How are the EM currencies faring? 

The South African rand soared by 0.2% versus the greenback on Thursday, while most central and eastern European currencies rallied against the euro. The Hungarian forint gained the most. Poland’s zloty also jumped by 0.5% versus the common currency. According to new data, Polish producer prices increased to 24.6% year-over-year in September. That is below the forecast.

Furthermore, the Turkish lira traded in the green today after briefly tumbling to a record low. The country’s central bank cut rates more than analysts expected. The lira exchanged hands at 18.58 against the USD. It climbed up from 18.6 reached on Wednesday, as well as a record low of 18.6150 it hit briefly after the rate announcement.
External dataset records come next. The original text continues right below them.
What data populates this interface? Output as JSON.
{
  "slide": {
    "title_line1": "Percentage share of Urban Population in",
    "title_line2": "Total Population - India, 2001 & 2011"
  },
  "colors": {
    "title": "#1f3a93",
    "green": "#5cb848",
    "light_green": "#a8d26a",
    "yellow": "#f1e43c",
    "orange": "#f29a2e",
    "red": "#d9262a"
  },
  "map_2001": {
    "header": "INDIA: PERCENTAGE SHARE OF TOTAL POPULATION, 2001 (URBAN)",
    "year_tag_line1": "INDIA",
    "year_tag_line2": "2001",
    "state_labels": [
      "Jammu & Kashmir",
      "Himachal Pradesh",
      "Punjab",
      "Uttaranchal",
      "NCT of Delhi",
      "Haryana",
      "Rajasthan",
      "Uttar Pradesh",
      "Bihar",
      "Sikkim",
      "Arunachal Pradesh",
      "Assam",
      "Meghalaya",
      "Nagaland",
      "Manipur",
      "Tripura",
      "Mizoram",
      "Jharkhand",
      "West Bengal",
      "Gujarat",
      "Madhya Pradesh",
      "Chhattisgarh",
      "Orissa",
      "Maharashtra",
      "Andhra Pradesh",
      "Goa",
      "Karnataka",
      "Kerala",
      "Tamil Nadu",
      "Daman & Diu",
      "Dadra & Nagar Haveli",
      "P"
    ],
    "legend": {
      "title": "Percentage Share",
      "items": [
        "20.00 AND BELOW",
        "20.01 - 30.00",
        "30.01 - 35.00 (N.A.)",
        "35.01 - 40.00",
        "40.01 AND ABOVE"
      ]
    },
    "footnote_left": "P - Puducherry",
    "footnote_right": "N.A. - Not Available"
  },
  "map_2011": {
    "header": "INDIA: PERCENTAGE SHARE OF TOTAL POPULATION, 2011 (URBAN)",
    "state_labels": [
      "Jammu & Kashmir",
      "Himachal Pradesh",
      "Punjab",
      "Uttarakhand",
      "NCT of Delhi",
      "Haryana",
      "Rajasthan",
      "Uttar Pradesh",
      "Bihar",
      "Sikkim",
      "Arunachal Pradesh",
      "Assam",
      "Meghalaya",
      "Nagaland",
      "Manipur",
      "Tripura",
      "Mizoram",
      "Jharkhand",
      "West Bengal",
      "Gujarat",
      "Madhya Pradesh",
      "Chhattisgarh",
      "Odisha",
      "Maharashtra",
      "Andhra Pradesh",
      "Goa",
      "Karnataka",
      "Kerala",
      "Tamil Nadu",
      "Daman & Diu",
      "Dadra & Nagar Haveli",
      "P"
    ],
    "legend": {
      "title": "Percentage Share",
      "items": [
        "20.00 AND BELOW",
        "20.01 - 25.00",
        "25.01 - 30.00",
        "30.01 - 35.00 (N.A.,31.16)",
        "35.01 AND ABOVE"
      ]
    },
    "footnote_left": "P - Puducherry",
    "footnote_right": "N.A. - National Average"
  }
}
Turkey’s central bank announced a 150 basis-point cut to 10.5%.

Ipek Ozkardeskaya, the senior analyst at Swissquote, noted that inflation is very high in Turkey, and a higher interest rate cut doesn’t make sense. The central bank will be able to spend all the money it gets in order to keep the dollar stable. However, if the money stops coming in, then the country won’t be able to keep the lira at the current levels against the greenback.